La acróbata quedó suspendida en el aire a unos 91 metros encima de las Cataratas del Niágara.

CATARATAS DEL NIAGARA, Nueva York, EU (AP) — Erendira Wallenda, equilibrista y esposa del temerario Nik Wallenda, se colgó el jueves de los dientes sobre las Cataratas del Niágara, suspendida con unos cables atados a un helicóptero, logrando la acrobacia exitosamente cinco años después de que su esposo caminó sobre la cuerda floja encima de las cataratas.

Wallenda, de 36 años, colgó de un par de cables que iban del helicóptero a un aro mediano.
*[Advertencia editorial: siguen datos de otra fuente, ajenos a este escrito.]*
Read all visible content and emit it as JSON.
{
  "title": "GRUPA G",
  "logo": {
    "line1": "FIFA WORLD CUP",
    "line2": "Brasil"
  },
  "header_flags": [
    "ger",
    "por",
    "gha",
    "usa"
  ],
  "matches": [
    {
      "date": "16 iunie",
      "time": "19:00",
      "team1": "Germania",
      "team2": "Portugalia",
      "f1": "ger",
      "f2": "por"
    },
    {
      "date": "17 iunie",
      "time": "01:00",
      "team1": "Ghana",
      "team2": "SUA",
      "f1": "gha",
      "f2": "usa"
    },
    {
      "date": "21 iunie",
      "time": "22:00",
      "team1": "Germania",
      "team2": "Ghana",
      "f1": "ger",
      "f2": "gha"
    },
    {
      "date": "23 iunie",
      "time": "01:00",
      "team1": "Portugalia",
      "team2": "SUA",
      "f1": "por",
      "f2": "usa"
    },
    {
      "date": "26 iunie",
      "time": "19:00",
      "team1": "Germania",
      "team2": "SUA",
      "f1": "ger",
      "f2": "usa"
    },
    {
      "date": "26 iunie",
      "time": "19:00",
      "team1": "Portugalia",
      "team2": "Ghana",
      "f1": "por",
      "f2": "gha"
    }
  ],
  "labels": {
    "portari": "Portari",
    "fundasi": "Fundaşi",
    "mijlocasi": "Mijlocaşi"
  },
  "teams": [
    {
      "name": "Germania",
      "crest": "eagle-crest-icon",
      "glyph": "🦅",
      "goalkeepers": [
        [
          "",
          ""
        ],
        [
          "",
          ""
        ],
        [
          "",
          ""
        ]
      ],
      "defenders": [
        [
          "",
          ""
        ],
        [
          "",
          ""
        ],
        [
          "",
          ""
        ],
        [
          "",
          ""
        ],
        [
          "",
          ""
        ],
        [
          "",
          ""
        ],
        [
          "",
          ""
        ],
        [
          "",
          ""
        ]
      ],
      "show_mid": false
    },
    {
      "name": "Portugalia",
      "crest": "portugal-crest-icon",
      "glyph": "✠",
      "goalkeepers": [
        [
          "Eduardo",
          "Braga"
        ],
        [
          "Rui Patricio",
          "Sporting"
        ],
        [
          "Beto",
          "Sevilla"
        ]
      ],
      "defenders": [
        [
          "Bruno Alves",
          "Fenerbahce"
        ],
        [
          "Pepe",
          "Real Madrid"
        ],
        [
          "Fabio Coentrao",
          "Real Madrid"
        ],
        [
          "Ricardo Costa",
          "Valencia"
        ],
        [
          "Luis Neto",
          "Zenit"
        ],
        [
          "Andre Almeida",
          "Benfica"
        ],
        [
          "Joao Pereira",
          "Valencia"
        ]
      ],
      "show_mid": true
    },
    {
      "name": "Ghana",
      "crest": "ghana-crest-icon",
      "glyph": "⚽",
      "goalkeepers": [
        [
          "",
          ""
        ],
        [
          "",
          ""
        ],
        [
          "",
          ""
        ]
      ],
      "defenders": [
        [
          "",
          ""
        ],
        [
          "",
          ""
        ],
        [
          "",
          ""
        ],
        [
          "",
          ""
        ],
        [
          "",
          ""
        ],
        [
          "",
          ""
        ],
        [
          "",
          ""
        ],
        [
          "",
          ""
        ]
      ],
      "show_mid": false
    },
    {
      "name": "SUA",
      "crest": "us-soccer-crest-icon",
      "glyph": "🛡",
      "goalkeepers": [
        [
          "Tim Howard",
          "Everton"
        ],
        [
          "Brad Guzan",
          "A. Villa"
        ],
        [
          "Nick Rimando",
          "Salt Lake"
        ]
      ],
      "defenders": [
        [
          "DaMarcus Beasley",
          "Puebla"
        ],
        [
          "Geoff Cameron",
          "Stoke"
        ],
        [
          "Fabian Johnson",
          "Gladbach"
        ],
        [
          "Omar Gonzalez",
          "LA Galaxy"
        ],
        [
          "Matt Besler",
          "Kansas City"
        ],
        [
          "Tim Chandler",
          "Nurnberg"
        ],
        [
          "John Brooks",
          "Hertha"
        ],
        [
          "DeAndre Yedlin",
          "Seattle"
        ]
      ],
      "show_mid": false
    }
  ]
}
Quedó suspendida en el aire a unos 91 metros (300 pies) del agua.

Mientras el viento agitaba el agua y la convertía en espuma, Wallenda hizo una serie de poses espectaculares, saludando a la gente en tierra mientras usaba el aro para colgarse de las piernas, pararse de manos y abrirse de piernas. Se colgó de los dientes dos veces, usando un protector bucal.

Unas 200 personas observaron a la madre de tres niños desde tierra, en el Parque Estatal Cataratas del Niagara. Muchos tomaron fotos y grabaron videos con sus celulares mientras las nubes resaltaban la silueta elegante de Wallenda.

“No tengo palabras. Fue hermoso”, dijo Wallenda al final de la acrobacia.

Los Wallenda dijeron que la acrobacia rompió el récord de altura que Nik Wallenda logró en el 2011, cuando se colgó de los dientes a 76 metros (250 pies) sobre el parque temático Silver Dollar City, en Branson, Missouri.

De los 10 minutos que duró la acrobacia, la equilibrista pasó unos ocho minutos sobrevolando las cataratas. Realizada en la mañana de un día de semana, la atrajo mucho menos gente que la caminata sobre cable que realizó su esposo en el 2012.

Erendira Wallenda, cuyos antecedentes circenses datan de siete generaciones del lado de uno de sus padres y ocho generaciones del otro lado, también hace caminatas sobre cable a gran altura y acrobacias con una vara flexible de 21 metros (70 pies). En el 2016, estableció un récord al hacer 40 vueltas en un aro en 50 segundos colgada desde un helicóptero que sobrevolaba la costa de Atlantic City.

Legisladores locales contribuyeron al financiamiento del espectáculo con la esperanza de que esto fomente el turismo a la larga.